If you add lots of elements you can get an unbalanced tree where the tree looks like a flag pole – rather than an apple tree. In this case you need to rebalanced the tree.

You do not need to worry about the size of the tree because it will grow as more elements are added.

If you rebalance the tree, this will require a latch on the tree, and the rebalancing could be expensive.

There are C run time functions such as tsearch which walks the tree and if the element exists in the tree, it returns the node. If it did not exist in the tree, it adds to the free, and returns the value.

This is not trivial to code – (but is much easier than coding a tree yourself).

You need to latch the tree when using multiple threads, which can slow down your access.

Optimising your code

Take the scenario where you write an application which is executed a 1000 times a second.
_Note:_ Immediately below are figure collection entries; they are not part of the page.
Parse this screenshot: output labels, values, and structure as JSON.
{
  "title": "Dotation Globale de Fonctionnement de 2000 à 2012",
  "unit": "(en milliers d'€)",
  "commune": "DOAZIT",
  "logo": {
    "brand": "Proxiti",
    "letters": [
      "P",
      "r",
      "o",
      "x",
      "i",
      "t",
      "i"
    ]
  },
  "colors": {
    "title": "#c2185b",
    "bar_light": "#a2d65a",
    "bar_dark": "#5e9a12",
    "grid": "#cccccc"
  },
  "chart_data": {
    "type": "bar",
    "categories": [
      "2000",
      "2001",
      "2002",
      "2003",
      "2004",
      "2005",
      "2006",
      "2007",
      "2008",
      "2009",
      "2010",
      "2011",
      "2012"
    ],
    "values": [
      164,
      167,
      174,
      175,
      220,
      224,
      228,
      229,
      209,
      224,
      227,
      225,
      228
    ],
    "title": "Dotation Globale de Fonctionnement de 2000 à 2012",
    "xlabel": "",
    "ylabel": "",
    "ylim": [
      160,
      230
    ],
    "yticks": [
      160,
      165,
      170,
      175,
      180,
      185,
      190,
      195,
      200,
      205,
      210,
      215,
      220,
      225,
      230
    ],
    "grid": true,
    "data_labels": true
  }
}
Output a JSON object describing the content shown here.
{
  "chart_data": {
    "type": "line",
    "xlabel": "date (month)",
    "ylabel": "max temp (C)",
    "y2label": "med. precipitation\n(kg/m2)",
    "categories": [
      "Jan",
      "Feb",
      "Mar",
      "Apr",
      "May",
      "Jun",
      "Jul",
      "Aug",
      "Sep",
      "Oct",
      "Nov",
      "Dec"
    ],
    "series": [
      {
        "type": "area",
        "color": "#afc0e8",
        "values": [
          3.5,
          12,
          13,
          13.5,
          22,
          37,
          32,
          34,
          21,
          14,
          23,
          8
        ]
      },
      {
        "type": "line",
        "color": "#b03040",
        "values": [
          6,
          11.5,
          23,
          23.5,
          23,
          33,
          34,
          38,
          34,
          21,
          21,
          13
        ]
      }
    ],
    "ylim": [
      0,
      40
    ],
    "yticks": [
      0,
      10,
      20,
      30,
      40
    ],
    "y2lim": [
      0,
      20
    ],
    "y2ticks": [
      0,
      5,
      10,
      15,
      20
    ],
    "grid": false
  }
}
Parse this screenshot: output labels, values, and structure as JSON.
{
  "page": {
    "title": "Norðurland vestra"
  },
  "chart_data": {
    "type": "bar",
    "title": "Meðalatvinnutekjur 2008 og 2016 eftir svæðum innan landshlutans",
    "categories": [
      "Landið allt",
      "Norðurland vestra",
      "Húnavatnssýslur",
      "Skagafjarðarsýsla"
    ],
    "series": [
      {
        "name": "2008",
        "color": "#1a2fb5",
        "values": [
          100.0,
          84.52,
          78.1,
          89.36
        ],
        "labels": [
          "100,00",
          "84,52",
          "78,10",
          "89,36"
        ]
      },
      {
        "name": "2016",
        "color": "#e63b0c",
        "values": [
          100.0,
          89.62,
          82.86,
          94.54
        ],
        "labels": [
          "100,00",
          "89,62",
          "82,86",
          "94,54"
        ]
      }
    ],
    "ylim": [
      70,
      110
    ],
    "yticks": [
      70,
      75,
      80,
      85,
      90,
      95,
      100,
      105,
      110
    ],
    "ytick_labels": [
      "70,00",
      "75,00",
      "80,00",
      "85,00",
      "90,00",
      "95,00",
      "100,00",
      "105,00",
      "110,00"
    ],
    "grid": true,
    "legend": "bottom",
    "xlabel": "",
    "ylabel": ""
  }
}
int myfunc(char * name, int cost, int discount)
{
  printf(“Values passed to myfunc %s cost discount" i\n”,name,cost,discount);
  rc= dosomething()  
  rc = 0;
  printf(“exit from myfunc %i\n”,rc);
  return rc;
}

Note: This is based on a real example, I went to a customer to help with a performance problem, and found the top user was printf() – printing out logging information. They commented this code out in all of their functions and it went 5 times faster

You can make this go faster by having a flag you set to produce trace output, so

if (global.trace ) 
    printf(“Values passed to myfunc %s cost discount" i\n”,name,cost,discount);

You could to the same for the exit printf, but you may want to be more subtle, and use

if (global.traceNZonexit  && rc != 0)
   printf(“exit from myfunc %i\n”,rc);

This is useful when the return code is 0 most of the time. It is useful if someone reports problems with the application – and you can say “there is a message access-denied” at the time of your problem.

FILE * hFILE = 0;
for ( I = 0;i < 100;i ++)
    /* create a buffer with our data in it */
    lenData =  sprintf(buffer,”userid %s, parm %s\n”, getid(), inputparm); 
    error = ….()
    if (error > 0)
    {
     hFILE = fopen(“outputfile”,”a);
     fwrite(buffer,1,lenData,fFile)
     fclose(hFile)
    }
…
}

This can be improved

by moving the getid() out of the loop – it does not change within the loop
move the lenData = sprintf.. within the error loop.
change the error loop

{
  ... 
  if (error > 0)
  {
     if (hFile == 0 )
     {  
        hFILE = fopen(“outputfile”,”a”);
        pUserid = strdup(getuserid());  
     } 
     fwrite(buffer,1,lenData,fFile)     
  }
...
}
if (hFile > 0) 
   fclose(hFile);

You can take this further, and have the file handle passed in to the function, so it is only opened once, rather than every time the function is invoked.

main()
{
   struct {FILE * hFile
      …
    } threadBlock
   for(i=1,i<9999,i++)
   myprog(&threadBlock..}
   if (threadBlock →hFile != 0 )fclose(theadBlock → hFile);
   }
}
// subroutine
   myprog(threadblock * pt....){
...

  if (error > 0)
  {
     if (pt -> hFile == 0 )
     {  
        pt -> hFile= fopen(“outputfile”,”a”);       
     } 
     fwrite(buffer,1,lenData,pt -> hFile)
  }

Note: If this is a long running “production” system you may want to open the file as part of application startup to ensure the file can be opened etc, rather than find this out two days later.